Per la prima ora del discorso sullo Stato dell’Unione del presidente Donald Trump martedì, i democratici nell’aula della Camera hanno in gran parte seguito il loro piano: restare seduti in un silenzio gelido e di sfida.
Ma quando Trump ha iniziato ad attaccare gli immigrati, quella strategia è saltata.
Le deputate democratiche Ilhan Omar e Rashida Tlaib hanno gridato ripetutamente contro Trump, contestando la sua descrizione della comunità somala del Minnesota come «pirati» e accusandolo di aver favorito la morte di cittadini statunitensi con la sua dura stretta sull’immigrazione nello Stato.
Il botta e risposta ha raggiunto l’apice dopo che Trump ha detto ai democratici presenti in aula che «dovrebbero vergognarsi» per essersi rifiutati di alzarsi e applaudire alla sua dichiarazione secondo cui il dovere principale del governo è «proteggere i cittadini americani, non gli immigrati illegali».
«Avete ucciso degli americani», ha urlato più volte Omar — somalo-americana e rappresentante di un distretto del Minnesota — prima di indicarlo e aggiungere: «Dovreste vergognarvi».
L’esplosione ha spinto Trump a replicare accusando i democratici di barare alle elezioni, sostenendo senza prove che «vogliono barare».
«Hanno barato, e la loro politica è così pessima che l’unico modo in cui possono essere eletti è barare», ha detto, provocando un’altra ondata di fischi dai legislatori democratici. «Questa gente è pazza. Ve lo dico, sono pazzi.»
Dopo il discorso, funzionari dell’amministrazione Trump hanno colto l’occasione per criticare le interruzioni di Omar e Tlaib: il segretario ai Trasporti Sean Duffy le ha definite «incredibilmente distraenti».
«Anche se non si è d’accordo con [Trump], bisognerebbe rispettarlo abbastanza da ascoltarlo», ha detto Duffy.
Nei giorni precedenti al discorso, i leader democratici avevano ripetutamente avvertito i propri membri di non reagire alla retorica di Trump né di mettersi al centro dell’attenzione, temendo una replica dello scorso anno, quando diversi democratici usarono cartelli o altri oggetti di protesta contro il presidente.
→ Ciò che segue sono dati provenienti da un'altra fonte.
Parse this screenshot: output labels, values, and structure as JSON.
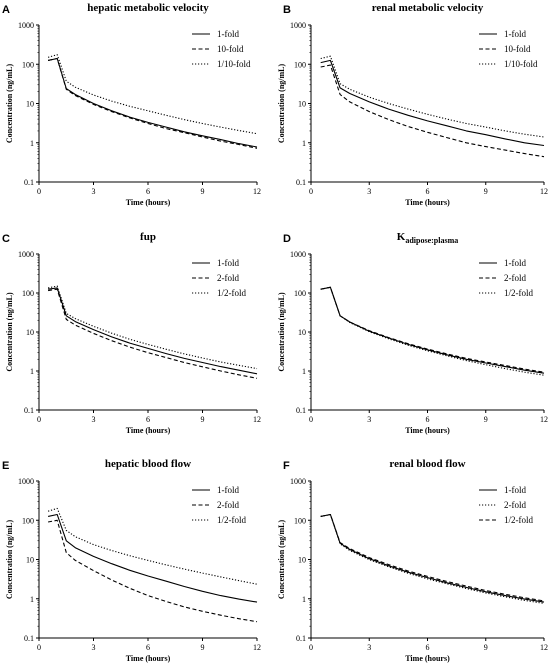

Decine di democratici hanno invece scelto di disertare completamente l’intervento. E, a parte il deputato Al Green — la cui protesta solitaria nei momenti iniziali dell’evento gli è costata l’immediato accompagnamento fuori dall’aula per il secondo anno consecutivo — quelli presenti hanno trascorso la prima parte del discorso limitandosi per lo più a scuotere la testa in segno di disaccordo.
Ma quando il presidente ha insistito sulle sue politiche più divisive, compresa la stretta sull’immigrazione che ha portato alle sparatorie mortali di due cittadini statunitensi in Minnesota, le proteste dal lato democratico sono diventate sempre più udibili.
Trump ha attribuito più volte alle sue politiche migratorie il merito di aver sigillato il confine meridionale e di aver accelerato le deportazioni di immigrati senza documenti, senza menzionare le uccisioni, il mese scorso, dei manifestanti Renee Good e Alex Pretti da parte di agenti federali dell’immigrazione.
Il presidente ha irritato in particolare Omar quando ha indicato il Minnesota come «un esempio scioccante» delle frodi che — senza molte prove — sostiene siano diffuse negli Stati a guida democratica, attribuendone la colpa alla comunità somala dello Stato.